Não nos tornamos modelo profissional, não viramos jogadora de basquete, não passamos o carnaval na avenida, mas, sim, na rua vestindo maiô. Aprendemos a nos sentir, nos entender, nos aceitar. Aprendemos que gostamos mais de calor e sol, que calça jeans larga é melhor do que apertada, que a nossa bunda é grande e só quando a gente se esforça muito a nossa barriga fica definida. Aceitamos que sempre seremos maior do que todas as mulheres da sala – talvez maior do que todos os homens também. E tudo bem! Hoje a gente ama muito isso. Amamos a cor da nossa pele, o formato do nosso nariz e até os nossos pés, maiores que os da maioria e que, por isso, durante muitos anos nos privou de ter calçados confortáveis. Aprendemos juntos que força e feminilidade andam de mãos dadas, sim. Aprendemos que homem nenhum nos tocará de novo sem que a gente queira. Honramos nossa independência, nossa garra, nosso formato e nossos movimentos, que gritam. Somos esse majestoso corpo negro! Ocupamos cada centímetro da nossa forma e amamos cada dia mais o impacto da nossa existência. Querido corpo: resistimos.”

Alexandra Gurgel – 29 anos youtuber e autora do livro Pare de se odiar (Foto: Coletivo Amapoa)
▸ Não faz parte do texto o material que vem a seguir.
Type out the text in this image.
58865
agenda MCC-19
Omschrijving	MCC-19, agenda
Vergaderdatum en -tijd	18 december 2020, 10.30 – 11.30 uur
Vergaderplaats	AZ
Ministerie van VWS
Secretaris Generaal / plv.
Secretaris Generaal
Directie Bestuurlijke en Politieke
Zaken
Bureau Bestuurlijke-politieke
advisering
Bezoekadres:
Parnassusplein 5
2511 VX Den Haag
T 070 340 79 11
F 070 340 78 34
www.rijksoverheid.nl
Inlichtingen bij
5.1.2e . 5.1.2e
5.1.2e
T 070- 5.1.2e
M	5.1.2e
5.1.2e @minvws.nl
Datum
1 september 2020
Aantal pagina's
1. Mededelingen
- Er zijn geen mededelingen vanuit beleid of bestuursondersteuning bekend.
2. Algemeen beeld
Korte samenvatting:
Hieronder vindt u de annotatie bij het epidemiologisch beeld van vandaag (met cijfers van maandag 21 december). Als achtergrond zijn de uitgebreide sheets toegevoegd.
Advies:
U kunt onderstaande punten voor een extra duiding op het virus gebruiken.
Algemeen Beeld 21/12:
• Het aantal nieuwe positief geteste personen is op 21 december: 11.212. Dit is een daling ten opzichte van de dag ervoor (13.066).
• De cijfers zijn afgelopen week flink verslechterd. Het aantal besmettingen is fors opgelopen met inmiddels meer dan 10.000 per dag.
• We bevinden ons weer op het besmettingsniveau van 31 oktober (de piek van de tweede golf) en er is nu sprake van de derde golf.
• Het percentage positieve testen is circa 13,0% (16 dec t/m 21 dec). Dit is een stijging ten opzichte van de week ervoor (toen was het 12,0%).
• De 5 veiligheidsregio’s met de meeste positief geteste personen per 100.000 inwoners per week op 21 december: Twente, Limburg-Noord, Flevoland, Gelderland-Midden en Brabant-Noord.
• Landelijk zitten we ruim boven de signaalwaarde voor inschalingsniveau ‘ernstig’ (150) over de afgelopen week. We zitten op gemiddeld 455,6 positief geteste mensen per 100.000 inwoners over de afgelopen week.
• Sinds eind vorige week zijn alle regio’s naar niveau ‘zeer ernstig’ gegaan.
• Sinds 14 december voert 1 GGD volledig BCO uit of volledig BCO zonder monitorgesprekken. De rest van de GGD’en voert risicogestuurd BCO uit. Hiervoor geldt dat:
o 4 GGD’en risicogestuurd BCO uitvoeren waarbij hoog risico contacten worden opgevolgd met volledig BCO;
“… é estranho te chamar assim porque passei 26 anos desejando que você fosse diferente. Fiz dietas malucas, tive transtornos alimentares, tomei laxantes e diuréticos para “secar”, fiz lipoescultura, enxertei gordura, coloquei silicone… Busquei solucionar insatisfações gerando mais infelicidade e quis a todo custo que você fosse ‘perfeito’ para começarmos a viver. Até te matar eu tentei e só não consegui por ter sido socorrida. Eu te odiava profundamente. Depois de 26 anos internalizando esse ódio e deixando de fazer as coisas, encontrei o feminismo, que me fez entender a sociedade em que vivemos, o contexto em que estamos e, cara, o porquê de passarmos por tantas coisas. O feminismo me levou até você e logo descobri o que era gordofobia, pressão estética e conheci o body positive. Pouco a pouco comecei a te tratar de outra forma: te fiz carinho, te toquei, te beijei, te afaguei. Olhei pra você no espelho e, observando cada parte, parei de te ignorar, consegui me sentir em casa dentro de você. Parei de fazer dietas, parei de tentar te encaixar em um padrão e te libertei das amarras. Pude te conhecer, entender como você se alimenta, achei as estrias lindas, me acostumei com o seu formato e tamanho e, mais do que isso, te achei bonito. Quando percebi, já estava com o braço tatuado de fora, usando biquíni na praia, curtindo. Vou passar a vida toda aqui com você, envelhecendo, aprendendo, evoluindo. Agora sim. Querido corpo, parei de te odiar e aprendi a te amar. Por isso, você é meu corpo perfeito e o meu lar. E amo estar em casa.”